A more illuminating version of the statement of Proposition 11.3 is:

Proposition: We have that $(i) \iff (ii)$ and $(i) \iff (iii)$ where

$(i):$ $X / \ker T \cong \operatorname{Im}T$ via the map $J$ (given in the proof).

$(ii):$ $\operatorname{Im} T$ is closed in $Y$.

$(iii):$ $\exists c>0, \forall x \in X \|x + \ker T\| \leq c \|Tx\|$.

With this statement fixed, the proof up to the point "$J$ is an isomorphism precisely when $J^{-1}$ is continuous." is a proof that $(i)$ is equivalent to $J^{-1}$ being continuous. The rest of the proof then shows that conditions $(ii)$ and $(iii)$ are both equivalent to continuity of $J^{-1}$.

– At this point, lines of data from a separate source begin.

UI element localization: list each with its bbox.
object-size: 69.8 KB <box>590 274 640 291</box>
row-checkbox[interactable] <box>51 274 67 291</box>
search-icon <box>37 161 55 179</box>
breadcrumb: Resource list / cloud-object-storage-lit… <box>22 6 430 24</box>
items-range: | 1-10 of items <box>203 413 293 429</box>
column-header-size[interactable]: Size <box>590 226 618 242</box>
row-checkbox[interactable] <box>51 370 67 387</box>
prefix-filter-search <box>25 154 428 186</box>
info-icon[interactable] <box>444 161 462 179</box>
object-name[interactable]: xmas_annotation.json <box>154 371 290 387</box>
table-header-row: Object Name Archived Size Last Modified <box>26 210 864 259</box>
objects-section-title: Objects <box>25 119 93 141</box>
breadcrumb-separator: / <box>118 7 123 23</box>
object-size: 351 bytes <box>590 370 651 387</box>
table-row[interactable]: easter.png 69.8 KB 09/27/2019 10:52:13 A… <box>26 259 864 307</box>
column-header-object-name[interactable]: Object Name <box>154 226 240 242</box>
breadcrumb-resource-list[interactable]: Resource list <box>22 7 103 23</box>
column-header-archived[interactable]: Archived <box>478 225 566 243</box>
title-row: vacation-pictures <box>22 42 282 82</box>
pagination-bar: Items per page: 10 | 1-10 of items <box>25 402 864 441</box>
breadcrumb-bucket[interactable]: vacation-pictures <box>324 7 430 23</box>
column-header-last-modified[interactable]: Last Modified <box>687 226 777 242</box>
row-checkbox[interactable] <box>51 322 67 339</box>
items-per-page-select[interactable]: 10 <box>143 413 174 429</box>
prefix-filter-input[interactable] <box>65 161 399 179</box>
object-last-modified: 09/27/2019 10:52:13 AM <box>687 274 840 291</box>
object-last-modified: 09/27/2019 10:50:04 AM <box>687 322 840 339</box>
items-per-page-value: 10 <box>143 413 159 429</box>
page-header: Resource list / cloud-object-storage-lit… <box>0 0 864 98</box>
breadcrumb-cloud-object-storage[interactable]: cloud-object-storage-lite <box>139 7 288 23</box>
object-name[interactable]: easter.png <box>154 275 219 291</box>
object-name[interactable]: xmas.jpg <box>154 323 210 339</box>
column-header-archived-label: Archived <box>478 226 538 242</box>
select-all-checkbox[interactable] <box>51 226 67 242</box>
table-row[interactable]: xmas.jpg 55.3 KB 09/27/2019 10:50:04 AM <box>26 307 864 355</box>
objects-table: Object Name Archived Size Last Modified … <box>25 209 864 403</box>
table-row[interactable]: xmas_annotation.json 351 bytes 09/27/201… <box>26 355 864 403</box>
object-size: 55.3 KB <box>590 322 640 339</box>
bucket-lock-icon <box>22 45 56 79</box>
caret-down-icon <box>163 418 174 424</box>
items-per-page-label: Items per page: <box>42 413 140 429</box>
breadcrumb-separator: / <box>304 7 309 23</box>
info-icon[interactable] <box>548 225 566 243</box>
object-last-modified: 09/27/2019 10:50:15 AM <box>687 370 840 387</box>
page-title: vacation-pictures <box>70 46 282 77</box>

In the case of condition $(iii)$, this is immediate by proposition 8.12 and the assumed inequality. Indeed, the assumed inequality is exactly what we need to apply proposition 8.12 to the map $J$. This establishes that $(i) \iff (iii)$

The second paragraph establishes $(i) \iff (ii)$ (or rather $J^{-1}$ continuous $\iff (ii)$). Since $X$ is complete and $\ker T$ is closed in $X$, we know that $\ker T$ is also complete and so $X / \ker T$ is complete by proposition 8.18. If I understand correctly this clears up your issue with the first part of that paragraph which establishes that $(ii) \implies (i)$.

You are correct that the last sentence shows that $(i) \implies (ii)$. The reasoning is that (by the same comments as in my last paragraph) $X / \ker T$ is complete and hence so is any space isomorphic to it. This means that $(i) \implies \operatorname{Im}T$ is complete and so is closed in $Y$.